-
Notifications
You must be signed in to change notification settings - Fork 130
Description
Description of the problem
This is a very large site with over 600,000 rows in the exp_files table.. So, these performance things probably aren't noticed by most people/most sites.. But, at this scale, just opening an entry to edit in the CP or saving it if there are any file fileds takes much longer than needed.
The issues seems to be related to the (long join) query that EE does with the exp_files.file_name in the where clause.. EE does a BINARY type on that query. Example:
WHERE ( File_files.model_type= 'File' AND BINARYFile_files.file_name= 'Day_two_-_1066.jpg' ANDFile_files.upload_location_id= '6' ANDFile_files.site_id = 1 ) LIMIT 1
That "BINARY" in the SQL where clause basically sets the comparison on the file_name to be case-sensitive. We did some testing, and ulimately, we changed the exp_files.file_name column from varchar 255 to varbinary 2040. (db string type fields: varchar, text, etc.) have a storage size in characters.. varbinary uses bytes.. So, I converted 255 characters to 2040 bytes, to ensure no existing data was truncated).
We also indexed that column since EE is using that field in "where" clauses of queries. Then we edited the following file for this:
/admin/ee/ExpressionEngine/Model/File/FileSystemEntity.php
commented out line 38 which sets the "file_name" column for the binary_comparison to remove the addition of the "BINARY" in there and we are seeing SUBSTANTIAL performance improvement.
A channel entry with a single file first party EE file grid field with 10 images..
Before changing:
opening to edit took about 6 seconds
saving took about 10 seconds.
After changes:
opening to edit to about 2 seconds
saving took about 3 seconds.
The BINARY sql statement forces a case-sensitive comparison.. BUT, for a file name column in the DB, there should never be a case-insensitive comparison needed to be made. AND since (at least on unix/linux) the file system is case-sensitive, it makes sense to just make that db column a varbinary.. then index it.. Then you can do just a standard SQL query/comparison, without forcing the BINARY type... since the DB already takes care of that..
To follow up with this.. After testing through our dev site.. We implemented these changes on our live site. A very robust server with 16 processors and 32 GB RAM..
A single channel entry with only 2 native EE grid file fields in it..
1 has 2 images, the other as 36..
Before these changes it took 24 seconds to just load the entry in the CP.. Now loads in 1.2 seconds.. It took 36 seconds to save the entry.. now saves in less than 3 seconds..
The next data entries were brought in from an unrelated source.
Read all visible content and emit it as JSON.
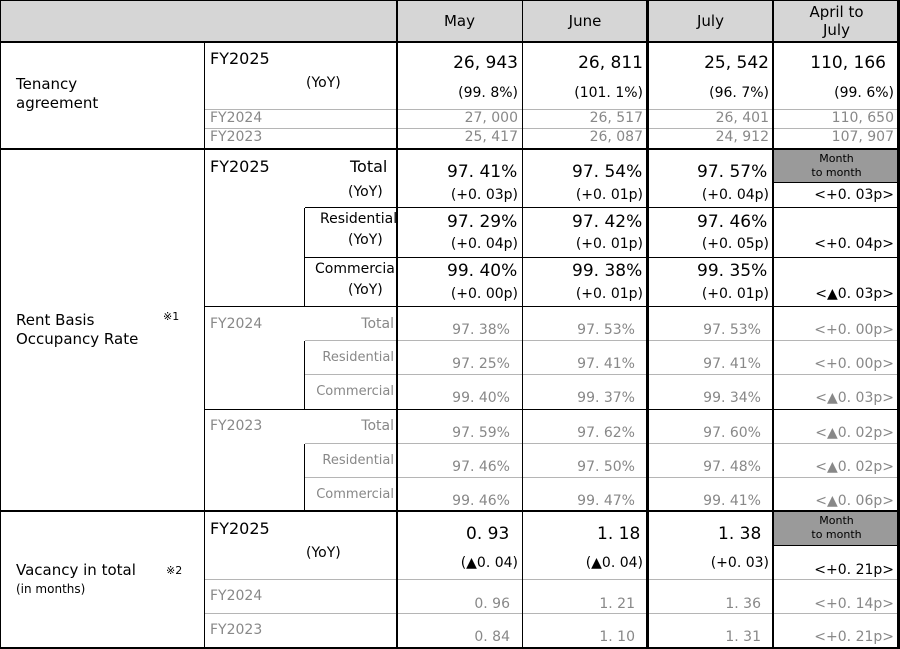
{
  "header": {
    "may": "May",
    "june": "June",
    "july": "July",
    "april_to_july": "April to\nJuly"
  },
  "tenancy": {
    "label": "Tenancy\nagreement",
    "fy2025": {
      "label": "FY2025",
      "yoy_label": "(YoY)",
      "values": [
        "26, 943",
        "26, 811",
        "25, 542",
        "110, 166"
      ],
      "yoy": [
        "(99. 8%)",
        "(101. 1%)",
        "(96. 7%)",
        "(99. 6%)"
      ]
    },
    "fy2024": {
      "label": "FY2024",
      "values": [
        "27, 000",
        "26, 517",
        "26, 401",
        "110, 650"
      ]
    },
    "fy2023": {
      "label": "FY2023",
      "values": [
        "25, 417",
        "26, 087",
        "24, 912",
        "107, 907"
      ]
    }
  },
  "occupancy": {
    "label": "Rent Basis\nOccupancy Rate",
    "note": "※1",
    "month_to_month": "Month\nto month",
    "fy2025": {
      "label": "FY2025",
      "total": {
        "label": "Total",
        "yoy_label": "(YoY)",
        "values": [
          "97. 41%",
          "97. 54%",
          "97. 57%"
        ],
        "yoy": [
          "(+0. 03p)",
          "(+0. 01p)",
          "(+0. 04p)"
        ],
        "mtm": "<+0. 03p>"
      },
      "residential": {
        "label": "Residential",
        "yoy_label": "(YoY)",
        "values": [
          "97. 29%",
          "97. 42%",
          "97. 46%"
        ],
        "yoy": [
          "(+0. 04p)",
          "(+0. 01p)",
          "(+0. 05p)"
        ],
        "mtm": "<+0. 04p>"
      },
      "commercial": {
        "label": "Commercial",
        "yoy_label": "(YoY)",
        "values": [
          "99. 40%",
          "99. 38%",
          "99. 35%"
        ],
        "yoy": [
          "(+0. 00p)",
          "(+0. 01p)",
          "(+0. 01p)"
        ],
        "mtm": "<▲0. 03p>"
      }
    },
    "fy2024": {
      "label": "FY2024",
      "rows": [
        {
          "label": "Total",
          "values": [
            "97. 38%",
            "97. 53%",
            "97. 53%"
          ],
          "mtm": "<+0. 00p>"
        },
        {
          "label": "Residential",
          "values": [
            "97. 25%",
            "97. 41%",
            "97. 41%"
          ],
          "mtm": "<+0. 00p>"
        },
        {
          "label": "Commercial",
          "values": [
            "99. 40%",
            "99. 37%",
            "99. 34%"
          ],
          "mtm": "<▲0. 03p>"
        }
      ]
    },
    "fy2023": {
      "label": "FY2023",
      "rows": [
        {
          "label": "Total",
          "values": [
            "97. 59%",
            "97. 62%",
            "97. 60%"
          ],
          "mtm": "<▲0. 02p>"
        },
        {
          "label": "Residential",
          "values": [
            "97. 46%",
            "97. 50%",
            "97. 48%"
          ],
          "mtm": "<▲0. 02p>"
        },
        {
          "label": "Commercial",
          "values": [
            "99. 46%",
            "99. 47%",
            "99. 41%"
          ],
          "mtm": "<▲0. 06p>"
        }
      ]
    }
  },
  "vacancy": {
    "label": "Vacancy in total",
    "sublabel": "(in months)",
    "note": "※2",
    "month_to_month": "Month\nto month",
    "fy2025": {
      "label": "FY2025",
      "yoy_label": "(YoY)",
      "values": [
        "0. 93",
        "1. 18",
        "1. 38"
      ],
      "yoy": [
        "(▲0. 04)",
        "(▲0. 04)",
        "(+0. 03)"
      ],
      "mtm": "<+0. 21p>"
    },
    "fy2024": {
      "label": "FY2024",
      "values": [
        "0. 96",
        "1. 21",
        "1. 36"
      ],
      "mtm": "<+0. 14p>"
    },
    "fy2023": {
      "label": "FY2023",
      "values": [
        "0. 84",
        "1. 10",
        "1. 31"
      ],
      "mtm": "<+0. 21p>"
    }
  }
}
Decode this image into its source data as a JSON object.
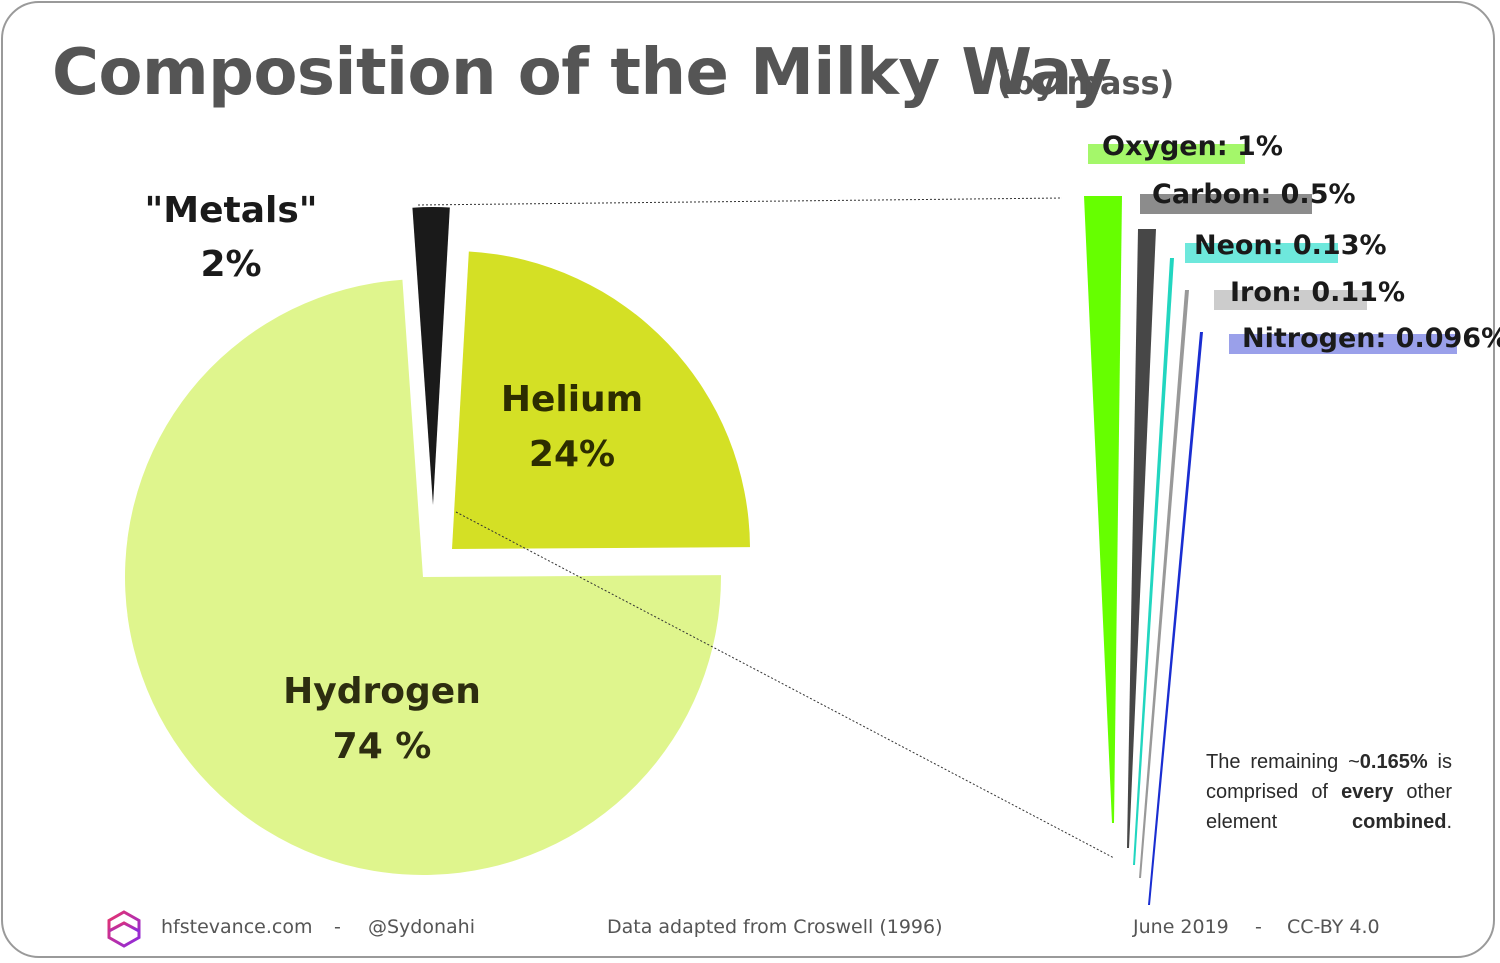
{
  "title": "Composition of the Milky Way",
  "subtitle": "(by mass)",
  "chart_data": {
    "type": "pie",
    "slices": [
      {
        "name": "Hydrogen",
        "label": "74 %",
        "value": 74,
        "color": "#dff58d"
      },
      {
        "name": "Helium",
        "label": "24%",
        "value": 24,
        "color": "#d4e025"
      },
      {
        "name": "\"Metals\"",
        "label": "2%",
        "value": 2,
        "color": "#1a1a1a"
      }
    ],
    "metals_breakdown": [
      {
        "name": "Oxygen",
        "label": "Oxygen: 1%",
        "value": 1,
        "color": "#66ff00",
        "highlight": "#a4f76a"
      },
      {
        "name": "Carbon",
        "label": "Carbon: 0.5%",
        "value": 0.5,
        "color": "#474747",
        "highlight": "#8c8c8c"
      },
      {
        "name": "Neon",
        "label": "Neon: 0.13%",
        "value": 0.13,
        "color": "#22d6c0",
        "highlight": "#6ee8dc"
      },
      {
        "name": "Iron",
        "label": "Iron: 0.11%",
        "value": 0.11,
        "color": "#999999",
        "highlight": "#cccccc"
      },
      {
        "name": "Nitrogen",
        "label": "Nitrogen: 0.096%",
        "value": 0.096,
        "color": "#1a2ed1",
        "highlight": "#9aa0ea"
      }
    ],
    "remaining_value": 0.165
  },
  "remaining_note": {
    "part1": "The remaining ~",
    "value": "0.165%",
    "part2": " is comprised of ",
    "bold2": "every",
    "part3": " other element ",
    "bold3": "combined",
    "part4": "."
  },
  "footer": {
    "site": "hfstevance.com",
    "sep1": "-",
    "handle": "@Sydonahi",
    "source": "Data adapted from Croswell (1996)",
    "date": "June 2019",
    "sep2": "-",
    "license": "CC-BY 4.0"
  },
  "logo_colors": [
    "#e8336b",
    "#8a2be2"
  ]
}
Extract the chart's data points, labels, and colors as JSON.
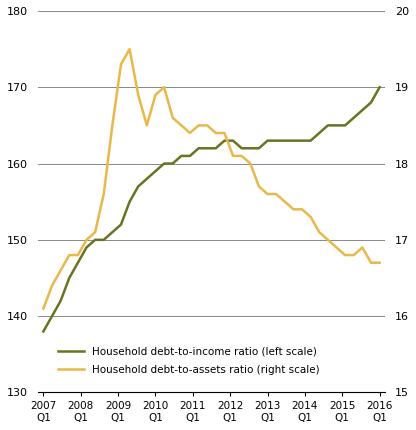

I dont' beleive the performance issues to be related to file size.. we tested with even small images do the same.. It's related to the exp_files table size, and how long the query takes to execute.
All this time, I thought it was just Ansel fields that were the bog-down in the Control Panel.. BUt, we've removed Ansel.. So, these are all native EE file grid fields and still saw the performance problems... which led us to this deep-dive testing and, seemingly, straight-forward solution.